SYDNEY - "Continued exceptional growth in New Zealand" has helped boost profits for transtasman media company John Fairfax by nearly 24 per cent, the company says.
The New Zealand division had a strong performance, with earnings before interest and taxes increasing 19 per cent to $180.1 million as advertising revenue rose 9.4 per cent to $419.4 million, Fairfax chief executive Fred Hilmer said.
Fairfax - the Sydney-based company which owns several New Zealand metropolitan and provincial newspapers - posted a net profit of 5.9 per cent in 2004-2005, down to $285.18 million from the $303.1 million reported in the previous year.
But the company said that the 2003-2004 result had been boosted by a $68.4 million in unusual items, including a tax gain, and that "underlying net profit" for 2004-2005 after its preferred reset securities exchangeable for shares dividends, was A$234.1 million, up 23.7 per cent.
The net result for 2004-2005 also included non-recurring items, including a A$4 million gain on its sale of Gordon & Gotch and related assets in New Zealand and a A$3 million tax gain.
"The exceptional performance of Fairfax NZ continues to reflect successful ongoing implementation of our strategies, assisted by a positive economic environment," Hilmer said.
Fairfax - which publishes The Sydney Morning Herald, Age, the Australian Financial Review , the Dominion-Post, the Press and the Waikato Times - also declared a special dividend of 5Ac to go with a final dividend of 11Ac.

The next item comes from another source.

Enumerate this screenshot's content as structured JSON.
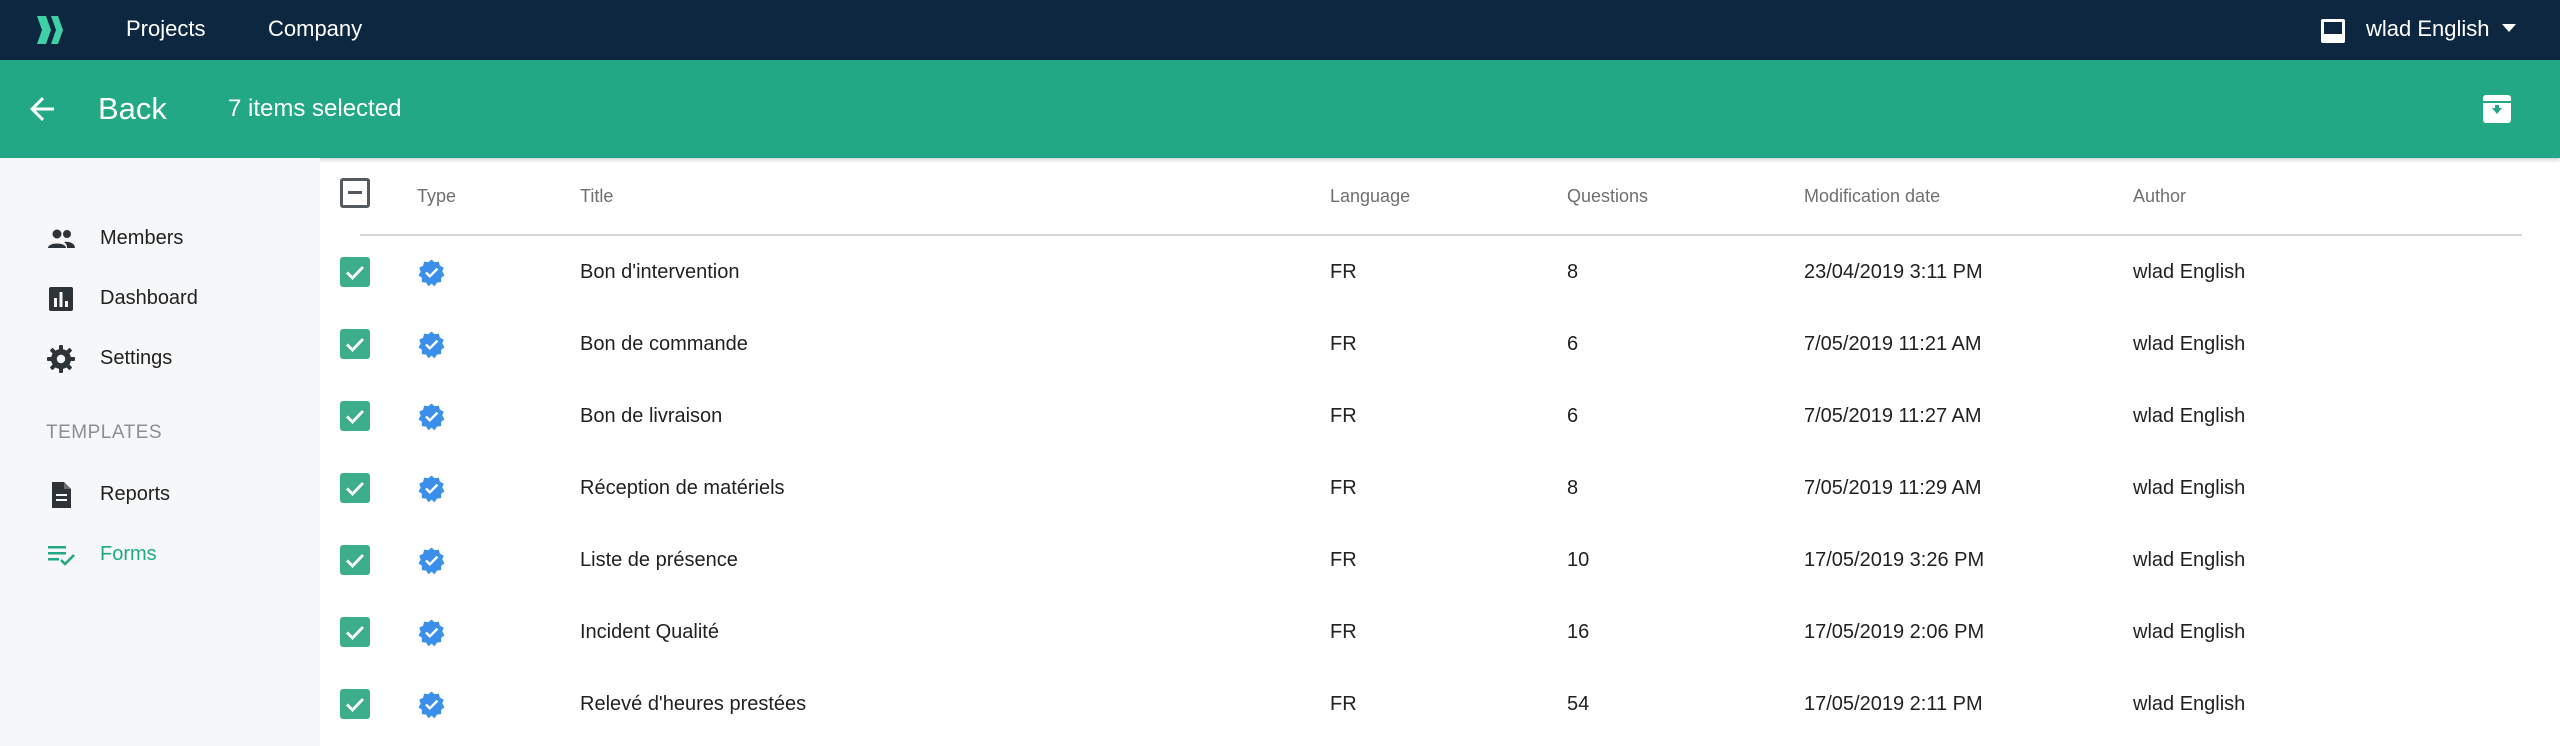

The company, Australasia's second-biggest newspaper group behind Rupert Murdoch's News, said in June it expected earnings before interest and tax would be between A$414 million and A$429 million.
"Record cash flows have enabled payment of a special dividend of 5Ac a share," Hilmer said.
That compared with a total dividend in 2003-2004 of 16.5Ac.
"Challenges to our revenue base over the past year from a weak NSW economy and declining real estate markets in Sydney and Melbourne have been more than offset by strong results in display, employment, magazines, regional and community publishing and Fairfax Digital in Australia, and continued exceptional growth in New Zealand."
Hilmer said the company had a number of growth initiatives underway, including the launch of a travel and leisure magazine, new revenues from recently acquired online dating service RSVP and the introduction of a new Australian Financial Review digital product.
Fairfax Digital revenue climbed 38 per cent to $54.9 million and recorded an operating profit for the first time, posting a $4.6 million gain.
Trading revenue rose 5.8 per cent to $1.87 billion.
Fairfax said it had determined a retirement allowance of A$4.5 million for Hilmer, who is being replaced by former All Black David Kirk in November.